Sudan said on Monday it would allow African troops to remain in Darfur only under African Union control and accused Washington of attempting "regime change" in Khartoum by trying to bring in a UN force.
Sudan raised fears its turbulent western region could descend into full-blown war after a Foreign Ministry spokesman said on Sunday AU troops monitoring a shaky cease-fire must leave when their mandate expired on September 30. The spokesman called the decision final.
But Presidential Adviser Mustafa Osman Ismail said on Monday the government was merely responding to the AU's stance that it did not have the money or equipment to sustain its 7,000 troops in Darfur beyond the end of this month. "The AU has refused to extend its mandate beyond September 30. If they don't want to extend their mandate, they have to go," he said.
One African diplomat said the government softened its position overnight because they realised expelling the AU would end implementation of an AU-brokered May peace deal between Khartoum and one rebel faction fighting government-supported militias.

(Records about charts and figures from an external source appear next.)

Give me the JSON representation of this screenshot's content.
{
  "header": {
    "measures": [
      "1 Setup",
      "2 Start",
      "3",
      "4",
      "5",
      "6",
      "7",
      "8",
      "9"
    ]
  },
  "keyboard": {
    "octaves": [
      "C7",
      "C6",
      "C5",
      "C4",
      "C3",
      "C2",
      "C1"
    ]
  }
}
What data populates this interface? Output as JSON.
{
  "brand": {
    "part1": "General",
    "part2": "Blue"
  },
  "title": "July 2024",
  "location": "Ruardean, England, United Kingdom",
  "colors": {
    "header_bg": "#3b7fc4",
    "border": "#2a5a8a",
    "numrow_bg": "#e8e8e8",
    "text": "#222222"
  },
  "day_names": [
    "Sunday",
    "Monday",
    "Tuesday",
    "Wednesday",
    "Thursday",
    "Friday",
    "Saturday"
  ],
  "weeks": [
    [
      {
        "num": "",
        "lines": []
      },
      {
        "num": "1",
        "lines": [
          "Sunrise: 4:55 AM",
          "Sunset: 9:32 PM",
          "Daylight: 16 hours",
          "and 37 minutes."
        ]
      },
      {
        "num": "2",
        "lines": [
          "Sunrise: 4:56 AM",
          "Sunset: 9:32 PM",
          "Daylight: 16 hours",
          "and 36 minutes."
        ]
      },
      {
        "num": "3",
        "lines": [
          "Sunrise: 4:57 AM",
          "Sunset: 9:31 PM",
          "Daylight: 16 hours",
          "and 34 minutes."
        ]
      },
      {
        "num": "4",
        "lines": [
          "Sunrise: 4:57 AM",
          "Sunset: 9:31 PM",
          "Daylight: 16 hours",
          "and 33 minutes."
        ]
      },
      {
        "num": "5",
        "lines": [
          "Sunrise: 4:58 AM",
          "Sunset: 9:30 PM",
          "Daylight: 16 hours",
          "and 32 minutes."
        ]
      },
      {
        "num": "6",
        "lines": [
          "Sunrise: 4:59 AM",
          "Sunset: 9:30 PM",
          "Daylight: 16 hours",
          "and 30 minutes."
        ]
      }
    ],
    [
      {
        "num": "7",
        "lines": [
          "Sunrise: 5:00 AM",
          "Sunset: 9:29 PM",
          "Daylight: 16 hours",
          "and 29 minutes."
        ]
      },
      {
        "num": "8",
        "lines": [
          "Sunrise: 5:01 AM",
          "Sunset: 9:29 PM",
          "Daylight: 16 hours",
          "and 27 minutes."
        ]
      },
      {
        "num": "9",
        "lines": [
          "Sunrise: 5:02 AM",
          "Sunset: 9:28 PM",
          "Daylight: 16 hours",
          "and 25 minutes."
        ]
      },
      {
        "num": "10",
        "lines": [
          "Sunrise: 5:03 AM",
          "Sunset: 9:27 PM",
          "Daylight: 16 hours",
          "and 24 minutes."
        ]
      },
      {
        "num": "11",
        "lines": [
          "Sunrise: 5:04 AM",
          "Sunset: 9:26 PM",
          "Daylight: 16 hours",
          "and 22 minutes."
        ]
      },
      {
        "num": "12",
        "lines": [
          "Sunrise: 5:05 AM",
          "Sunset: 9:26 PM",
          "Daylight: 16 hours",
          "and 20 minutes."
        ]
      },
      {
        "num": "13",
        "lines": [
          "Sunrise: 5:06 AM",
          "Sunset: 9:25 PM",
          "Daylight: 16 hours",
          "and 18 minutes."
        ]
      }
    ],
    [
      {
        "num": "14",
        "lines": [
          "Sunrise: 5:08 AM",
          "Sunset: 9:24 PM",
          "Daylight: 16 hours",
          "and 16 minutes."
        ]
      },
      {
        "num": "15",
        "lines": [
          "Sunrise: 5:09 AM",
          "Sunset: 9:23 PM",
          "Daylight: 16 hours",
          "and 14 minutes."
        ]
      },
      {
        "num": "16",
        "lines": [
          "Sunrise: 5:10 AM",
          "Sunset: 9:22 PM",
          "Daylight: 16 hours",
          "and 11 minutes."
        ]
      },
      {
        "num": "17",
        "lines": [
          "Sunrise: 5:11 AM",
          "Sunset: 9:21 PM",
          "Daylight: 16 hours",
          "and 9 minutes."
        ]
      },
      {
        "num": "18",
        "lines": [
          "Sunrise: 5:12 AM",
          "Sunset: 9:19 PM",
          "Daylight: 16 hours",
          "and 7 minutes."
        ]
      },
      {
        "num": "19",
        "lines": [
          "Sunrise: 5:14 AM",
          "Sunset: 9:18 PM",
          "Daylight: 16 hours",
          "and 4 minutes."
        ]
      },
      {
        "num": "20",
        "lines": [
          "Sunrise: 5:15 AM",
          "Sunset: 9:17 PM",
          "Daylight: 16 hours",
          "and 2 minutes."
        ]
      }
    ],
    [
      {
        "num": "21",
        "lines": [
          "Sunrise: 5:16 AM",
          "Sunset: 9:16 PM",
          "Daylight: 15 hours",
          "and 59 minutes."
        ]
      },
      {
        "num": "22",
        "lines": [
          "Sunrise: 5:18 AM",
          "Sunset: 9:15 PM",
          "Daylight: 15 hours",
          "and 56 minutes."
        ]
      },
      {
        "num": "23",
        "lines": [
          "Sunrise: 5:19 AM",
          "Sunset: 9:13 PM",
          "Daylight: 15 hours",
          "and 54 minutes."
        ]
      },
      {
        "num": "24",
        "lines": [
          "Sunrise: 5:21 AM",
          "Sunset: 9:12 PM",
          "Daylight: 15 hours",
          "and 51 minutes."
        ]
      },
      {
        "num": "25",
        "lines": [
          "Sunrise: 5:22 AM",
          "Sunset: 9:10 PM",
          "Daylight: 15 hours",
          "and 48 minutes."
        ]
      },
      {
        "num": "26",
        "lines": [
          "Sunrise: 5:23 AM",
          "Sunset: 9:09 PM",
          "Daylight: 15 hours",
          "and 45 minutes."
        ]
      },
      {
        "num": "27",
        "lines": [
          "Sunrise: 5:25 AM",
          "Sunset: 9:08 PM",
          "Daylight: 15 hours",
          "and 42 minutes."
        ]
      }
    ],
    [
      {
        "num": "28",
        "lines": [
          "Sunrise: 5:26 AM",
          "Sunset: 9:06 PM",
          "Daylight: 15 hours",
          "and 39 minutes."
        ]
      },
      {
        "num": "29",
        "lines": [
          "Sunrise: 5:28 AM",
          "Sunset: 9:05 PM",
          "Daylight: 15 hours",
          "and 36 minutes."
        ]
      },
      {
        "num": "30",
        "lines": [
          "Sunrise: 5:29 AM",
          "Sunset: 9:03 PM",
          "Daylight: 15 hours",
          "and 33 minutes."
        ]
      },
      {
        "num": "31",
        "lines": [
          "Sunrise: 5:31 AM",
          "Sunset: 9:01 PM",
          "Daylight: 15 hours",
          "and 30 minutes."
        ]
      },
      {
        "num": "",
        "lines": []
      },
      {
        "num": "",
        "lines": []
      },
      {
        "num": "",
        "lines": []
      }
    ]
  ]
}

A US-British backed United Nations resolution, which Khartoum rejects, says more than 20,000 UN troops should take over peacekeeping from AU forces who have been unable to end the violence that has ravaged Darfur for 3-1/2 years.
AU troops were expected to fill the gap before the arrival of the United Nations and ultimately be absorbed into the UN operation, according to the resolution passed last Thursday.
Ismail said the government rejected that transition and argued the UN mandate's goal was "regime change". "Sudan will not accept those troops to be transformed into part of a UN force," he said. "Monitoring the borders ... protection of civilians ... creating an independent judiciary has all become the responsibility of the international forces, so what is left for the government?" he said, referring to resolution clauses.
"The United States has a clear strategy ... of trying to weaken this government ... or trying to change the government," Ismail told reporters. El Tayeb Ahmed, charges d'affaires of Sudanese embassy to Ethiopia, told Reuters in Addis Ababa Sudan was seeking clarification from the AU on its intentions. Russian Foreign Minister Sergei Lavrov, who was visiting AU headquarters in Addis on Monday, criticised the UN resolution on Darfur, saying it "was taken in haste without continued consultation with the government of Sudan".